Adds Support for Series.value_counts() #49

blaklaybul · 2019-11-19T00:21:12Z

This PR addresses #40. It contains the following:

support for Series.value_counts() with an optional size parameter to determine the number of buckets to retrieve from elasticsearch.
documentation for Series.value_counts()
2 tests, one with the size parameter, and one without.

example usage:

>>> df = ed.DataFrame('localhost', 'flights')
>>> df['Carrier'].value_counts()
Logstash Airways    3331
JetBeats            3274
Kibana Airlines     3234
ES-Air              3220
Name: Carrier, dtype: int64

In implementing this, I reworked DataFrame.nunique(), having it implement _metrics_aggs instead of _terms_aggs to better match how elasticsearch thinks of cardinality aggregations.

Since the cardinality aggregation can work on non-numeric fields, unlike the other operations that implement _metrics_aggs, I've added an optional card parameter to _metrics_aggs. This is not the best solution, but it achieves the desired effect. In the future, the _*_aggs section of operations.py should probably be it's own module in which we implement elasticsearch aggregations as they're categorized in the es docs.

stevedodson

Looks good in general!

Comments inline.

stevedodson · 2019-11-19T08:55:24Z

eland/operations.py


        return s

-    def _terms_aggs(self, query_compiler, func):
+    def _terms_aggs(self, query_compiler, func, buckets=None):


The buckets parameter should be called size + add 'Parameters' argument to describe what it's doing.

stevedodson · 2019-11-19T08:55:47Z

eland/operations.py


    def hist(self, query_compiler, bins):
        return self._hist_aggs(query_compiler, bins)

-    def _metric_aggs(self, query_compiler, func):
+    def _metric_aggs(self, query_compiler, func, card=None):


instead of card=None we should probably introduce a parameter like field_types which could be numeric or aggregatable to describe the different functionality + add 'Parameters' comment block to method to describe this.

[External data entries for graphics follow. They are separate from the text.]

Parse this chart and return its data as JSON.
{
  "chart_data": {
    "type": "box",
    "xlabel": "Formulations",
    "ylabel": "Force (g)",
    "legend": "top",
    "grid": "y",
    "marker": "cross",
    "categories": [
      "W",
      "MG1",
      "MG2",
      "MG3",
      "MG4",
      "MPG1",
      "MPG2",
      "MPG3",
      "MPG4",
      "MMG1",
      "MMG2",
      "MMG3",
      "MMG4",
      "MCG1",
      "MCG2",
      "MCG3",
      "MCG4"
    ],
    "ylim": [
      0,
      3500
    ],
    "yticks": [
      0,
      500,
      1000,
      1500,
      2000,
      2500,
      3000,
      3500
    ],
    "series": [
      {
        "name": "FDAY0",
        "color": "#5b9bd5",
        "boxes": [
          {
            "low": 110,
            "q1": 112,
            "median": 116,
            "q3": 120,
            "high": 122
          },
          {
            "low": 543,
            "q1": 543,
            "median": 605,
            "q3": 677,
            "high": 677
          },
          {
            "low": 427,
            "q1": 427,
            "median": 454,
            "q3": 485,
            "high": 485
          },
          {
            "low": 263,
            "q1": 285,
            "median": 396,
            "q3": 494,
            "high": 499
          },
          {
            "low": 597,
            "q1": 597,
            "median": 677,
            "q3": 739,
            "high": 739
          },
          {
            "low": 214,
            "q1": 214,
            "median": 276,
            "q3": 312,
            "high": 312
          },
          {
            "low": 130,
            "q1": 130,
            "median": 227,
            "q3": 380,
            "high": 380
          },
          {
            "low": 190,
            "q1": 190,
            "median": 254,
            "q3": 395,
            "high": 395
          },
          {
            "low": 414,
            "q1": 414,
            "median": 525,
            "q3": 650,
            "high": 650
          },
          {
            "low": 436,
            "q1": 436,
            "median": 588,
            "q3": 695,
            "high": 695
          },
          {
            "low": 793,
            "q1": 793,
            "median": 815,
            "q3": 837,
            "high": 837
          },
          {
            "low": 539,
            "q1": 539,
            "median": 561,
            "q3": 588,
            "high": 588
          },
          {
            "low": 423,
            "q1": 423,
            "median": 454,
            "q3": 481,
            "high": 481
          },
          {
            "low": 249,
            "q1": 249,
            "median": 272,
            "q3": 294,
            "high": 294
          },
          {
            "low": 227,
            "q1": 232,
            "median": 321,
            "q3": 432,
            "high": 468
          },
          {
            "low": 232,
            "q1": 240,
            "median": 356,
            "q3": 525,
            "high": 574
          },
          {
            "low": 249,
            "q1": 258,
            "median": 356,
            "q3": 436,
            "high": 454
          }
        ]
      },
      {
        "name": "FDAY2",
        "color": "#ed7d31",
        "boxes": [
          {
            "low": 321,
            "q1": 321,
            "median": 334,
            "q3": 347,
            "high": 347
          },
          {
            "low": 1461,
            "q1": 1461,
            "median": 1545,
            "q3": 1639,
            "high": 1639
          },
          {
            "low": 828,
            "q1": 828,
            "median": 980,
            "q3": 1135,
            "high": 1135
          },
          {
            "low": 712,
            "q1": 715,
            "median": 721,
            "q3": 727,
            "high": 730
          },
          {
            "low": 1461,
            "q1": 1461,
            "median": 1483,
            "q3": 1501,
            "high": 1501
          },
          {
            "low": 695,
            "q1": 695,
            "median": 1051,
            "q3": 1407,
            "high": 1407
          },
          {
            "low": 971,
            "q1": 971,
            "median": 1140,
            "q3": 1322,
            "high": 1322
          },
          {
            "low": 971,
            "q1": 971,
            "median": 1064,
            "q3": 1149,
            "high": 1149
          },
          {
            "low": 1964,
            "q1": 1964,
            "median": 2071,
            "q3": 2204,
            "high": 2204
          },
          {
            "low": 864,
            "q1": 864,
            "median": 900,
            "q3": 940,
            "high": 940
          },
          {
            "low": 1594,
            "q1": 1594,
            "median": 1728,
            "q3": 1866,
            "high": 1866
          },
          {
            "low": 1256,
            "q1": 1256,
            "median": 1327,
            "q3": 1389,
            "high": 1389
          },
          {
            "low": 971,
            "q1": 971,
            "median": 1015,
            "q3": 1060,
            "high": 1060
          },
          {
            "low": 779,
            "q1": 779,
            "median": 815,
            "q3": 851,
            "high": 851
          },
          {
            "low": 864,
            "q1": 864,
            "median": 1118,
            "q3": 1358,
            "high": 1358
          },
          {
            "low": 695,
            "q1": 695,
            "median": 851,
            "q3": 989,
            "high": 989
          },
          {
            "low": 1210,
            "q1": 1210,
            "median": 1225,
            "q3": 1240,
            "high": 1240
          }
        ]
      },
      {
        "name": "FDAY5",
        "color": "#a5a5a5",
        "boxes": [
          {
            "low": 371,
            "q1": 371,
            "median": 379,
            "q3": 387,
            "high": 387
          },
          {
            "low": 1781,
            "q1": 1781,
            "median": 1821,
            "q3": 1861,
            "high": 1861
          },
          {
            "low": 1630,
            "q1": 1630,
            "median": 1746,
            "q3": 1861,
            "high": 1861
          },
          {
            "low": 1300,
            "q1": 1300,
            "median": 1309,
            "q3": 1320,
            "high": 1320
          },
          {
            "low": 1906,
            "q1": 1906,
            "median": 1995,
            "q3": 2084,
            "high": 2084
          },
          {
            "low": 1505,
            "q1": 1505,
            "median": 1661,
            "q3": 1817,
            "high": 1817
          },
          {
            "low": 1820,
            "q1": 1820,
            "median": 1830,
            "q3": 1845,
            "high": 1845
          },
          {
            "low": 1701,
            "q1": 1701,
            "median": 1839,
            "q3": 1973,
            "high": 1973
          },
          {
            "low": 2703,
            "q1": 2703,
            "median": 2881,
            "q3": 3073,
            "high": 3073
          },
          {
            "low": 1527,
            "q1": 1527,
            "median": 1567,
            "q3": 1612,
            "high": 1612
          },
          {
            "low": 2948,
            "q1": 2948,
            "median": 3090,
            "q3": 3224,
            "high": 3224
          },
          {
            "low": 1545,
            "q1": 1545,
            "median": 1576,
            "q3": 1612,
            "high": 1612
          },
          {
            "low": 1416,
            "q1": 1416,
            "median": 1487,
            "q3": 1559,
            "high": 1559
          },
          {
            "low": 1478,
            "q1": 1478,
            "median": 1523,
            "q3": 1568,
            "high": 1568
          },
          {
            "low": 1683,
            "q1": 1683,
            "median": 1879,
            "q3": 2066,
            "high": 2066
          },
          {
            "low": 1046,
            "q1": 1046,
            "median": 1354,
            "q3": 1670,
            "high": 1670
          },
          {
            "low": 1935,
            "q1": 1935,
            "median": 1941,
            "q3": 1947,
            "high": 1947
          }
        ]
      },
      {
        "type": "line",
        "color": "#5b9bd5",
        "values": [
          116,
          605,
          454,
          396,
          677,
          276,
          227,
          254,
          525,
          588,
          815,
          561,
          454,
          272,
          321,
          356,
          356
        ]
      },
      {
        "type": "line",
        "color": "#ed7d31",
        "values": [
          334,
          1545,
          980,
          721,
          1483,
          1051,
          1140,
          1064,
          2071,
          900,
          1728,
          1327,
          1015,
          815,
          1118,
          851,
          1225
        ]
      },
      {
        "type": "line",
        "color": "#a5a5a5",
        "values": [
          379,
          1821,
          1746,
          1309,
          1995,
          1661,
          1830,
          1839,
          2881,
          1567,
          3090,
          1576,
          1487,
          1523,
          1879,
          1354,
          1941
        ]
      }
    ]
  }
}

stevedodson · 2019-11-19T08:57:21Z

eland/operations.py


-        s = pd.Series(data=results, index=results.keys())
+        s = pd.Series(data=results, index=results.keys(), name=columns[0])


what if columns is empty? Add test case to check behaviour.

this shouldn't be possible. df[[]] is an empty dataframe, and value_counts() is a series method, so this would cause an AttributeError to be thrown by the dataframe module.

i've added two new tests that check for KeyError and AttributeError in the case of passing a nonexistent column name and a DataFrame, respectively.

stevedodson · 2019-11-19T08:58:58Z

eland/series.py

+
+        Parameters
+        ----------
+        size: int, default 10


maybe call this es_size as it an Elasticsearch specific (non-pandas) parameter. Also, make it clear in the comment this is a non-pandas parameter.

done - 7b1f4d6
also added elasticsearch docs as an external sphinx link as :es_api_docs:

stevedodson · 2019-11-19T08:59:14Z

eland/tests/series/test_value_counts_pytest.py

+        print(type(pd_vc))
+        print(type(ed_vc))
+
+        assert pd_vc == ed_vc


add newline

Winterflower

Thanks for making the PR! Learnt a lot about how eland works just by going through it!

Winterflower · 2019-11-19T14:04:40Z

eland/operations.py

+        # some metrics aggs (including cardinality) work on all aggregatable fields
+        # therefore we include an optional all parameter on operations
+        # that call _metric_aggs
+        if card:


This line of code has a potential to be confusing since Python treats many values as booleans (for ex. empty list, True/False, 0/1 etc). Would it be possible to rename this variable somehow to give some hint of its type?

this has been changed to field_types in 6476e65
This part of the code will continue to evolve as we add support for more aggregations

Winterflower · 2019-11-19T14:11:51Z

eland/tests/series/test_value_counts_pytest.py

+        ed_vc = ed_s.value_counts(size=1).to_string()
+
+        print(type(pd_vc))
+        print(type(ed_vc))


Curious - are we logging the print statements from the tests anywhere?

this was included unintentionally. good catch!

fixed - 18e92db

Winterflower · 2019-11-19T14:13:47Z

eland/series.py

+        ES-Air              3220
+        Name: Carrier, dtype: int64
+        """
+        return self._query_compiler.value_counts(size)


What if someone passes a size that is somehow invalid?
Do we have any fail fast code for those cases?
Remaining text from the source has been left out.